Am Sonntag trafen sich die Fans von Einachsern und Transportern. In der wunderbaren Idylle von Schurten gelegen, zieht der Anlass Jahr für Jahr Besucher aus der ganzen Schweiz und dem nahen Ausland an.
Christoph Heer
Einachser begeistern grosse und kleine Männer. (Bild: Christoph Heer)

Einachser begeistern grosse und kleine Männer. (Bild: Christoph Heer)

Bucher, Rapid, Aebi und diverse andere Einachser standen auch gestern wieder in Reih und Glied. Sie waren fein herausgeputzt, geschmückt mit Blumen und Teddybären und wurden heranchauffiert von stolzen Besitzern. Der Einachser und Transportertreff von Schurten hat Jahr für Jahr ziemliches Wetterglück. Organisator Ueli Siegfried sagte, dass es an den zwölf Austragungen noch nie geregnet habe.

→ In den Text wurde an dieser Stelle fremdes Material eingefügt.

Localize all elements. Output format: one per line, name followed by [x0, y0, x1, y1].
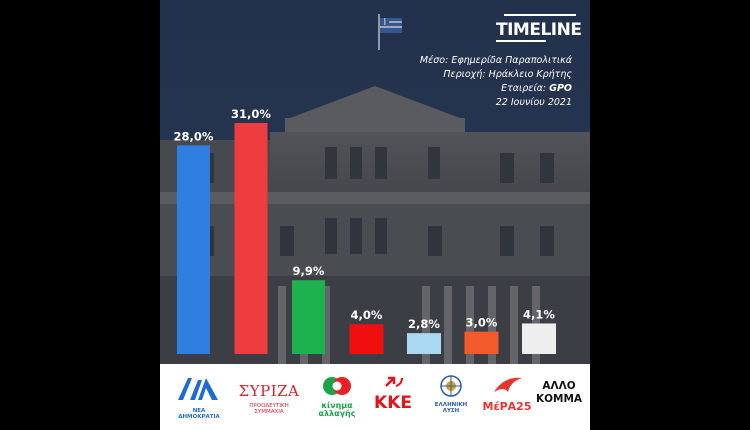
nd-caption: ΝΕΑ ΔΗΜΟΚΡΑΤΙΑ	[178, 408, 220, 420]
bar-value-label-2: 31,0%	[231, 107, 271, 121]
poll-bar-chart: 28,0% 31,0% 9,9% 4,0% 2,8% 3,0% 4,1%	[174, 107, 556, 354]
nd-symbol-icon	[178, 378, 218, 400]
meta-medium-label: Μέσο:	[419, 55, 449, 66]
mera25-name: ΜέΡΑ25	[482, 400, 532, 413]
kinal-line2: αλλαγής	[318, 409, 356, 418]
syriza-logo: ΣΥΡΙΖΑ ΠΡΟΟΔΕΥΤΙΚΗ ΣΥΜΜΑΧΙΑ	[234, 374, 304, 420]
bar-value-label-7: 4,1%	[523, 307, 555, 321]
elliniki-line2: ΛΥΣΗ	[442, 408, 460, 414]
meta-company-value: GPO	[549, 83, 572, 94]
elliniki-lysi-logo: ΕΛΛΗΝΙΚΗ ΛΥΣΗ	[424, 374, 478, 420]
bar-4	[349, 324, 384, 354]
bar-value-label-5: 2,8%	[408, 317, 440, 331]
kke-name: ΚΚΕ	[374, 393, 412, 413]
kke-logo: ΚΚΕ	[366, 374, 420, 420]
elliniki-line1: ΕΛΛΗΝΙΚΗ	[434, 402, 468, 408]
mera25-logo: ΜέΡΑ25	[480, 374, 534, 420]
meta-medium-row: Μέσο: Εφημερίδα Παραπολιτικά	[332, 54, 572, 68]
meta-company-row: Εταιρεία: GPO	[332, 82, 572, 96]
poll-metadata: Μέσο: Εφημερίδα Παραπολιτικά Περιοχή: Ηρ…	[332, 54, 572, 110]
bar-5	[407, 333, 441, 354]
elliniki-lysi-emblem-icon	[440, 375, 462, 397]
bar-3	[292, 280, 325, 354]
allo-komma-logo: ΑΛΛΟ ΚΟΜΜΑ	[532, 374, 586, 420]
party-logos-strip: ΝΕΑ ΔΗΜΟΚΡΑΤΙΑ ΣΥΡΙΖΑ ΠΡΟΟΔΕΥΤΙΚΗ ΣΥΜΜΑΧ…	[160, 364, 590, 430]
allo-line1: ΑΛΛΟ	[542, 380, 576, 392]
bar-1	[177, 145, 210, 354]
syriza-name: ΣΥΡΙΖΑ	[238, 382, 300, 400]
meta-region-label: Περιοχή:	[443, 69, 486, 80]
meta-region-value: Ηράκλειο Κρήτης	[488, 69, 572, 80]
meta-company-label: Εταιρεία:	[501, 83, 547, 94]
kke-hammer-sickle-icon	[385, 376, 403, 387]
meta-date: 22 Ιουνίου 2021	[495, 97, 572, 108]
meta-medium-value: Εφημερίδα Παραπολιτικά	[451, 55, 572, 66]
bar-value-label-6: 3,0%	[466, 316, 498, 330]
kinal-line1: κίνημα	[321, 401, 353, 410]
bar-6	[464, 331, 499, 354]
timeline-brand-logo: TIMELINE	[496, 12, 582, 48]
bar-value-label-4: 4,0%	[351, 308, 383, 322]
brand-line-bottom	[496, 40, 546, 42]
mera25-swallow-icon	[494, 377, 522, 392]
bar-7	[522, 323, 556, 354]
meta-region-row: Περιοχή: Ηράκλειο Κρήτης	[332, 68, 572, 82]
brand-line-top	[504, 14, 576, 16]
brand-name: TIMELINE	[496, 20, 582, 40]
allo-line2: ΚΟΜΜΑ	[535, 393, 583, 405]
poll-infographic: TIMELINE Μέσο: Εφημερίδα Παραπολιτικά Πε…	[160, 0, 590, 430]
kinal-flower-icon	[323, 377, 351, 395]
bar-2	[234, 123, 268, 354]
bar-value-label-1: 28,0%	[174, 129, 214, 143]
syriza-caption: ΠΡΟΟΔΕΥΤΙΚΗ ΣΥΜΜΑΧΙΑ	[249, 403, 289, 415]
kinal-logo: κίνημα αλλαγής	[310, 374, 364, 420]
bar-value-label-3: 9,9%	[293, 264, 325, 278]
nd-logo: ΝΕΑ ΔΗΜΟΚΡΑΤΙΑ	[172, 374, 226, 420]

Der Besucherrekord wurde geknackt

Gestern herrschten wiederum prächtige Verhältnisse, da erstaunt es kaum, dass wohl der Besucherrekord geknackt wurde. Grob geschätzt kamen 1500 Gäste. Da kein Eintritt verlangt wird und ein stetes Kommen und Gehen herrscht, ist es schwierig, eine genaue Zahl zu nennen. Auch die Zahl der Aussteller stieg, da wird von Seiten der Organisatoren mit um die 140 gerechnet. Diesen Grossanlass jährlich alleine zu stemmen, bedeutete einen immens grossen Aufwand für Ueli und Liselotte Siegfried. So entschloss man sich, ein vierköpfiges OK zu bilden mit Roger Lieberherr aus Dozwil, Charly Heckelsmüller aus Tägerwilen und Christian Maag aus Hauptwil; sie unternehmen alles, damit sich nicht nur die Besucher, sondern auch alle Aussteller wohl fühlen im südlichsten Zipfel des Hinterthurgaus.

Dass dies der Fall ist bestätigten zwei davon: Peter Kuoni aus Schlierbach bei Sursee und Peter Zingg aus Bernhardzell sind beide nicht zum ersten Mal mit ihren Einachsern mit Jahrgängen aus den 50er-Jahren dabei. «Eine derartige Kameradschaft, ein so tolles familiäres Ambiente herrscht nur hier, die Organisatoren machen beste Werbung für unsere Leidenschaft.» Die diesjährige Sonderausstellung handelte indes von der Erntetechnik, auch hierzu war das Interesse gross. Laut Ueli Siegfried sollte einer Fortsetzung nichts im Wege stehen, gleichzeitig will er den Landbesitzern seinen Dank aussprechen, «ohne ihren Goodwill gäbe es den Treff nicht mehr.»